Gaussian Processes (and some geometry)

  • Instructor: Robert J. Adler
  • Time: Tuesdays, 09:30-11:30.(Tentative)
  • Place: Meyer (EE) Building, Room 354.
  • Language of instruction: To be decided on at the first lecture. Choices are between Hebrish (bad Hebrew) and Strine. (For details on the latter see here or here .)
  • Content: The course will, essentially, be in two parts.In the first (most of the semester) we shall treat the general theory of random (mainly Gaussian) processes on quite arbitrary parameter spaces: e.g. high dimensional Euclidean space, general metric spaces, and manifolds. Most of this theory (e.g. continuity and boundedness issues) is independent on the geometry of the parameter space.In the second part we shall treat various geometric problems related to random fields.

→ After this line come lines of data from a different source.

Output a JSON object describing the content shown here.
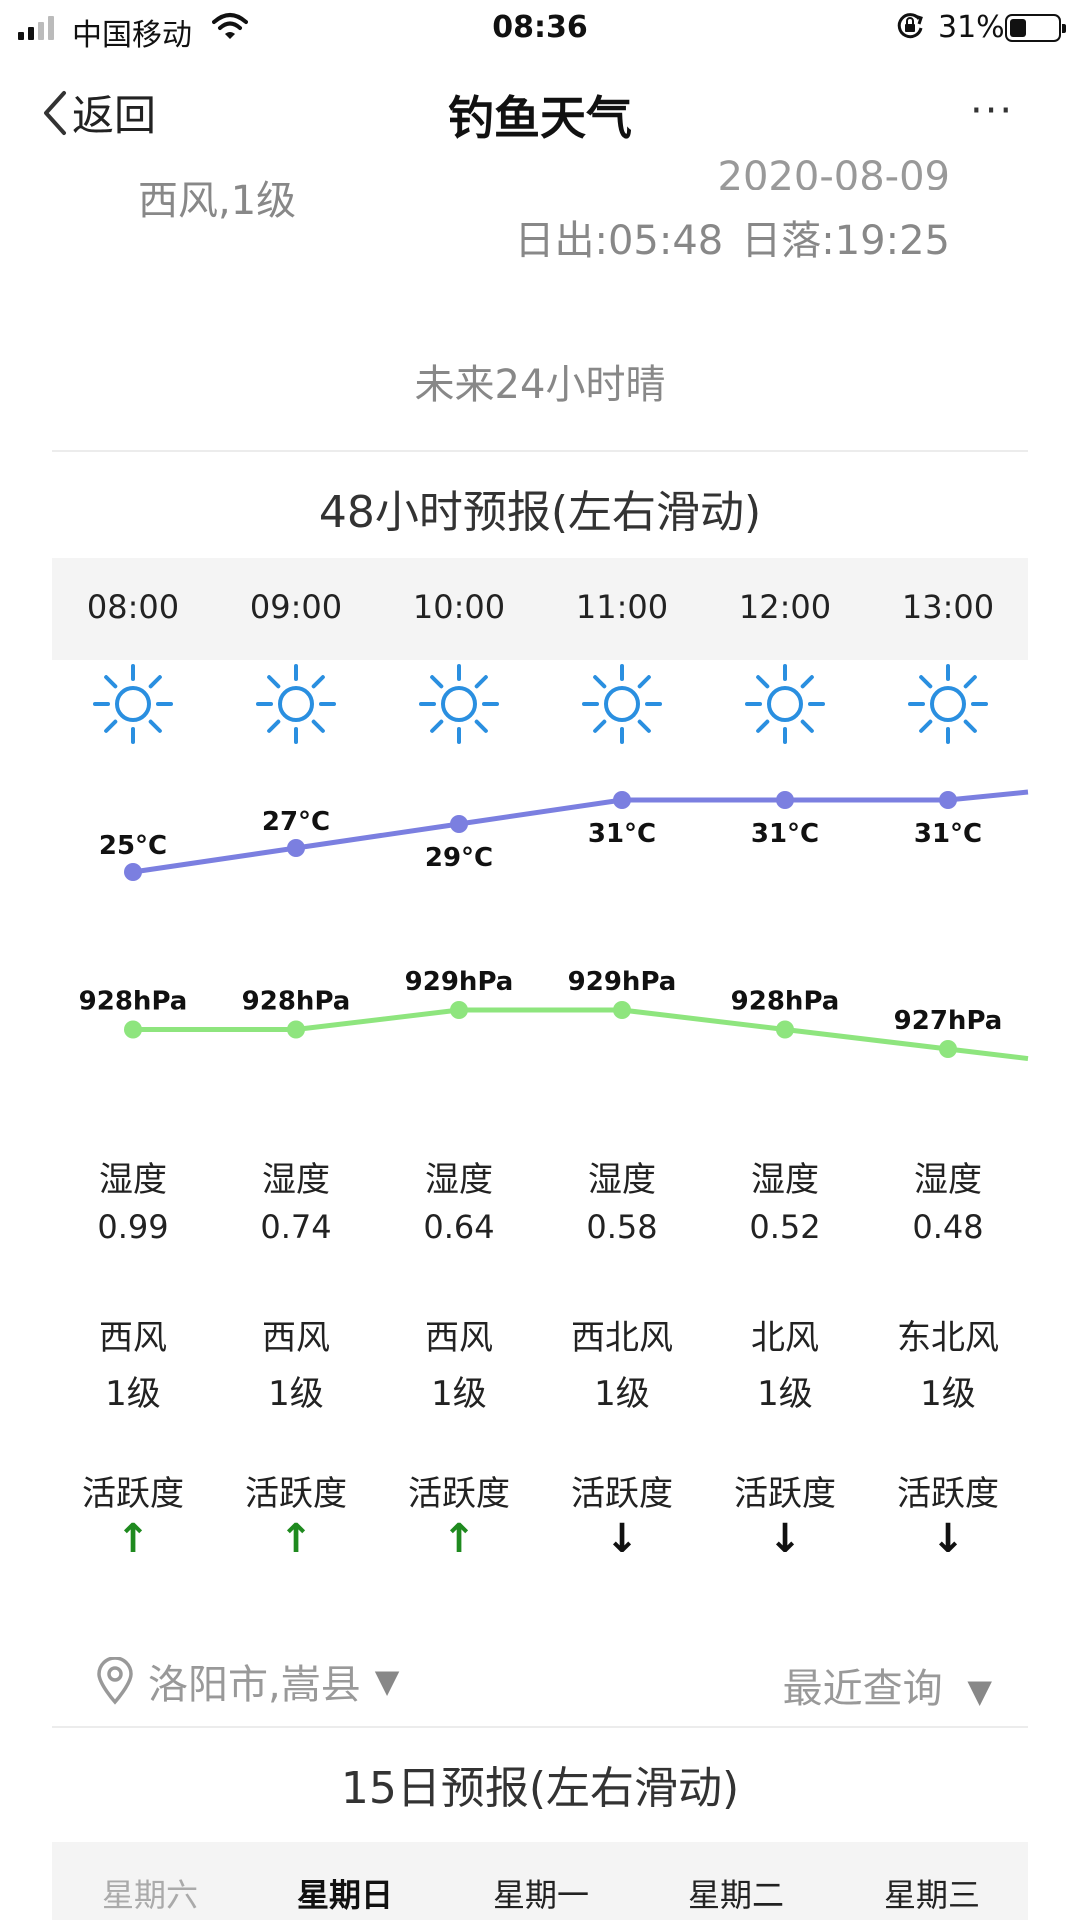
{
  "status_bar": {
    "carrier": "中国移动",
    "time": "08:36",
    "battery_percent": "31%",
    "battery_level": 0.31
  },
  "nav": {
    "back_label": "返回",
    "title": "钓鱼天气",
    "more_label": "···"
  },
  "summary": {
    "wind": "西风,1级",
    "date": "2020-08-09",
    "sunrise": "日出:05:48",
    "sunset": "日落:19:25",
    "forecast_24h": "未来24小时晴"
  },
  "hourly": {
    "title": "48小时预报(左右滑动)",
    "hours": [
      "08:00",
      "09:00",
      "10:00",
      "11:00",
      "12:00",
      "13:00"
    ],
    "weather_icon": "sun-icon",
    "temperatures": [
      25,
      27,
      29,
      31,
      31,
      31
    ],
    "temperature_labels": [
      "25°C",
      "27°C",
      "29°C",
      "31°C",
      "31°C",
      "31°C"
    ],
    "pressures": [
      928,
      928,
      929,
      929,
      928,
      927
    ],
    "pressure_labels": [
      "928hPa",
      "928hPa",
      "929hPa",
      "929hPa",
      "928hPa",
      "927hPa"
    ],
    "humidity_label": "湿度",
    "humidity": [
      "0.99",
      "0.74",
      "0.64",
      "0.58",
      "0.52",
      "0.48"
    ],
    "wind_dir": [
      "西风",
      "西风",
      "西风",
      "西北风",
      "北风",
      "东北风"
    ],
    "wind_level": [
      "1级",
      "1级",
      "1级",
      "1级",
      "1级",
      "1级"
    ],
    "activity_label": "活跃度",
    "activity": [
      "↑",
      "↑",
      "↑",
      "↓",
      "↓",
      "↓"
    ],
    "temp_line_color": "#7b7fe0",
    "pressure_line_color": "#8ee57e",
    "sun_color": "#2a8fe0",
    "up_color": "#1f8a1f",
    "down_color": "#111111"
  },
  "location": {
    "place": "洛阳市,嵩县",
    "caret": "▼",
    "recent_label": "最近查询"
  },
  "daily": {
    "title": "15日预报(左右滑动)",
    "days": [
      "星期六",
      "星期日",
      "星期一",
      "星期二",
      "星期三"
    ]
  }
}
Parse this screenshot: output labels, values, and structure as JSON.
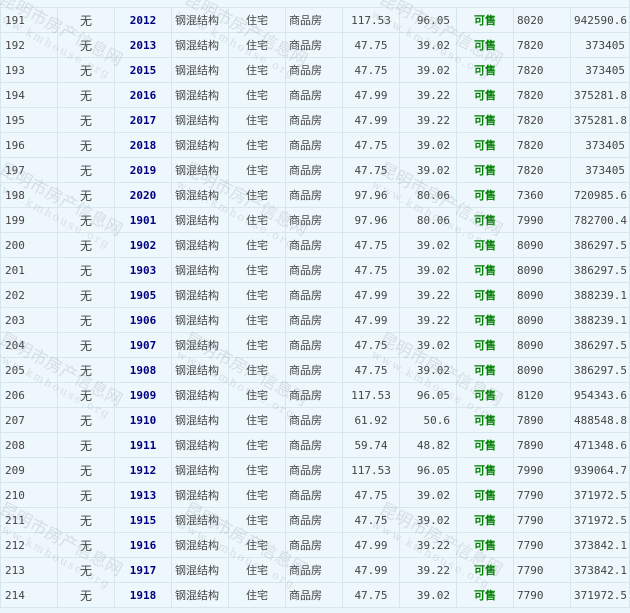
{
  "watermark": {
    "name": "昆明市房产信息网",
    "url": "www.kmhouse.org"
  },
  "colors": {
    "room_link": "#000080",
    "status": "#008000",
    "background": "#edf7fc"
  },
  "rows": [
    [
      "191",
      "无",
      "2012",
      "钢混结构",
      "住宅",
      "商品房",
      "117.53",
      "96.05",
      "可售",
      "8020",
      "942590.6"
    ],
    [
      "192",
      "无",
      "2013",
      "钢混结构",
      "住宅",
      "商品房",
      "47.75",
      "39.02",
      "可售",
      "7820",
      "373405"
    ],
    [
      "193",
      "无",
      "2015",
      "钢混结构",
      "住宅",
      "商品房",
      "47.75",
      "39.02",
      "可售",
      "7820",
      "373405"
    ],
    [
      "194",
      "无",
      "2016",
      "钢混结构",
      "住宅",
      "商品房",
      "47.99",
      "39.22",
      "可售",
      "7820",
      "375281.8"
    ],
    [
      "195",
      "无",
      "2017",
      "钢混结构",
      "住宅",
      "商品房",
      "47.99",
      "39.22",
      "可售",
      "7820",
      "375281.8"
    ],
    [
      "196",
      "无",
      "2018",
      "钢混结构",
      "住宅",
      "商品房",
      "47.75",
      "39.02",
      "可售",
      "7820",
      "373405"
    ],
    [
      "197",
      "无",
      "2019",
      "钢混结构",
      "住宅",
      "商品房",
      "47.75",
      "39.02",
      "可售",
      "7820",
      "373405"
    ],
    [
      "198",
      "无",
      "2020",
      "钢混结构",
      "住宅",
      "商品房",
      "97.96",
      "80.06",
      "可售",
      "7360",
      "720985.6"
    ],
    [
      "199",
      "无",
      "1901",
      "钢混结构",
      "住宅",
      "商品房",
      "97.96",
      "80.06",
      "可售",
      "7990",
      "782700.4"
    ],
    [
      "200",
      "无",
      "1902",
      "钢混结构",
      "住宅",
      "商品房",
      "47.75",
      "39.02",
      "可售",
      "8090",
      "386297.5"
    ],
    [
      "201",
      "无",
      "1903",
      "钢混结构",
      "住宅",
      "商品房",
      "47.75",
      "39.02",
      "可售",
      "8090",
      "386297.5"
    ],
    [
      "202",
      "无",
      "1905",
      "钢混结构",
      "住宅",
      "商品房",
      "47.99",
      "39.22",
      "可售",
      "8090",
      "388239.1"
    ],
    [
      "203",
      "无",
      "1906",
      "钢混结构",
      "住宅",
      "商品房",
      "47.99",
      "39.22",
      "可售",
      "8090",
      "388239.1"
    ],
    [
      "204",
      "无",
      "1907",
      "钢混结构",
      "住宅",
      "商品房",
      "47.75",
      "39.02",
      "可售",
      "8090",
      "386297.5"
    ],
    [
      "205",
      "无",
      "1908",
      "钢混结构",
      "住宅",
      "商品房",
      "47.75",
      "39.02",
      "可售",
      "8090",
      "386297.5"
    ],
    [
      "206",
      "无",
      "1909",
      "钢混结构",
      "住宅",
      "商品房",
      "117.53",
      "96.05",
      "可售",
      "8120",
      "954343.6"
    ],
    [
      "207",
      "无",
      "1910",
      "钢混结构",
      "住宅",
      "商品房",
      "61.92",
      "50.6",
      "可售",
      "7890",
      "488548.8"
    ],
    [
      "208",
      "无",
      "1911",
      "钢混结构",
      "住宅",
      "商品房",
      "59.74",
      "48.82",
      "可售",
      "7890",
      "471348.6"
    ],
    [
      "209",
      "无",
      "1912",
      "钢混结构",
      "住宅",
      "商品房",
      "117.53",
      "96.05",
      "可售",
      "7990",
      "939064.7"
    ],
    [
      "210",
      "无",
      "1913",
      "钢混结构",
      "住宅",
      "商品房",
      "47.75",
      "39.02",
      "可售",
      "7790",
      "371972.5"
    ],
    [
      "211",
      "无",
      "1915",
      "钢混结构",
      "住宅",
      "商品房",
      "47.75",
      "39.02",
      "可售",
      "7790",
      "371972.5"
    ],
    [
      "212",
      "无",
      "1916",
      "钢混结构",
      "住宅",
      "商品房",
      "47.99",
      "39.22",
      "可售",
      "7790",
      "373842.1"
    ],
    [
      "213",
      "无",
      "1917",
      "钢混结构",
      "住宅",
      "商品房",
      "47.99",
      "39.22",
      "可售",
      "7790",
      "373842.1"
    ],
    [
      "214",
      "无",
      "1918",
      "钢混结构",
      "住宅",
      "商品房",
      "47.75",
      "39.02",
      "可售",
      "7790",
      "371972.5"
    ]
  ]
}
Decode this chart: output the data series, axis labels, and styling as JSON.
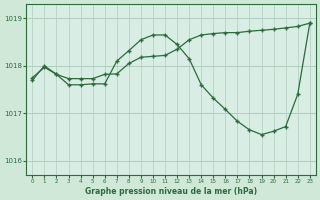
{
  "background_color": "#cfe8d8",
  "plot_bg_color": "#d8ede4",
  "grid_color": "#b0ccbe",
  "line_color": "#2d6b3c",
  "xlabel": "Graphe pression niveau de la mer (hPa)",
  "ylim": [
    1015.7,
    1019.3
  ],
  "xlim": [
    -0.5,
    23.5
  ],
  "yticks": [
    1016,
    1017,
    1018,
    1019
  ],
  "xticks": [
    0,
    1,
    2,
    3,
    4,
    5,
    6,
    7,
    8,
    9,
    10,
    11,
    12,
    13,
    14,
    15,
    16,
    17,
    18,
    19,
    20,
    21,
    22,
    23
  ],
  "series1_x": [
    0,
    1,
    2,
    3,
    4,
    5,
    6,
    7,
    8,
    9,
    10,
    11,
    12,
    13,
    14,
    15,
    16,
    17,
    18,
    19,
    20,
    21,
    22,
    23
  ],
  "series1_y": [
    1017.75,
    1017.97,
    1017.82,
    1017.73,
    1017.73,
    1017.73,
    1017.82,
    1017.83,
    1018.05,
    1018.18,
    1018.2,
    1018.22,
    1018.35,
    1018.55,
    1018.65,
    1018.68,
    1018.7,
    1018.7,
    1018.73,
    1018.75,
    1018.77,
    1018.8,
    1018.83,
    1018.9
  ],
  "series2_x": [
    0,
    1,
    2,
    3,
    4,
    5,
    6,
    7,
    8,
    9,
    10,
    11,
    12,
    13,
    14,
    15,
    16,
    17,
    18,
    19,
    20,
    21,
    22,
    23
  ],
  "series2_y": [
    1017.7,
    1018.0,
    1017.82,
    1017.6,
    1017.6,
    1017.62,
    1017.62,
    1018.1,
    1018.32,
    1018.55,
    1018.65,
    1018.65,
    1018.45,
    1018.15,
    1017.6,
    1017.32,
    1017.08,
    1016.83,
    1016.65,
    1016.55,
    1016.62,
    1016.72,
    1017.4,
    1018.9
  ]
}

Much of this (e.g. global behaviour) is geometry specific, and makes for a nice blend of Probability and Geometry.
  • Who might be interested in this course: If you are interested in probability or stochastic processes, then the material of this course is as essential to your education as courses in Markov processes, martingales, diffusions etc.If you are interested in signal and/or image processing, and are on the more theoretical side of the subject, you will find a lot here that will open your eyes to topics not normally covered in standard courses in these areas.If you are interested in geometry then you should find here an interesting application of geometry in a random setting that is quite different to the usual deterministic one.
  • Textbook: The main source will be Topological complexity of smooth random functions , a set of lecture notes with Jonathan Taylor, that you can also download from here. But I shall also use the unfinished book Applications of Random Fields and Geometry, Foundations and Case Studies with Jonathan Taylor and Keith Worsley for examples and homework exercises. A backup source, at a higher mathematical level than we shall (probably) reach in the course, is Random Fields and Geometry
  • Grade: The final grade will (probably) depend on a combination of homework and either presentations given by students at the end of the semester or a take home exam. The final structure will be determined by mutual agreement within the first two weeks of the semester.
  • Prerequisites: This is the $64,000 question: There are two levels at which this course can be given, MSc or advanced PhD. The MSc level requires undergraduate probability and stochastic processes, along with a decent level of mathematical maturity. The PhD level requires some background in measure theoretical probability, at the level of Foundations of Random Processes (048868) , with corresponding mathematical maturity. Somewhere during the first lecture of the semester we shall decide, together, at exactly what level the course will be give. (Perhaps even both, with the MSc material as the basic course and some extra lectures for the highly motivated.)

 

COURSE OUTLINE

The following outline is not cast in stone: I will probably change it depending on who takes the course and what we turn out to be interested in, but it should give you an idea of where I am heading.

 

ourse outline
Weeks Topic
1 Gaussian processes. The Brownian family of processes
2 Borell and Slepian inequalities and their variations. Isoperimetric inequalties.
3 Zero-one laws for Gaussian processes. Karhunen-Loeve expansions.
4-5 Majorising measures, entropy and boundedness/continuity.
6-7 Suprema distributions, Tube formulae.
8-9 Generalised Rice formulae for Gaussian processes from R^d to R^d. Number of critical points, etc.
10-11 Global geometrical structure of Gaussian processes, including excursions into Integral Geometry and Differential Topology. ( Not assumed prerequisites.)
12 Back to tube formulae.
13 Real valued Gaussian and non-Gaussian processes on differentiable manifolds.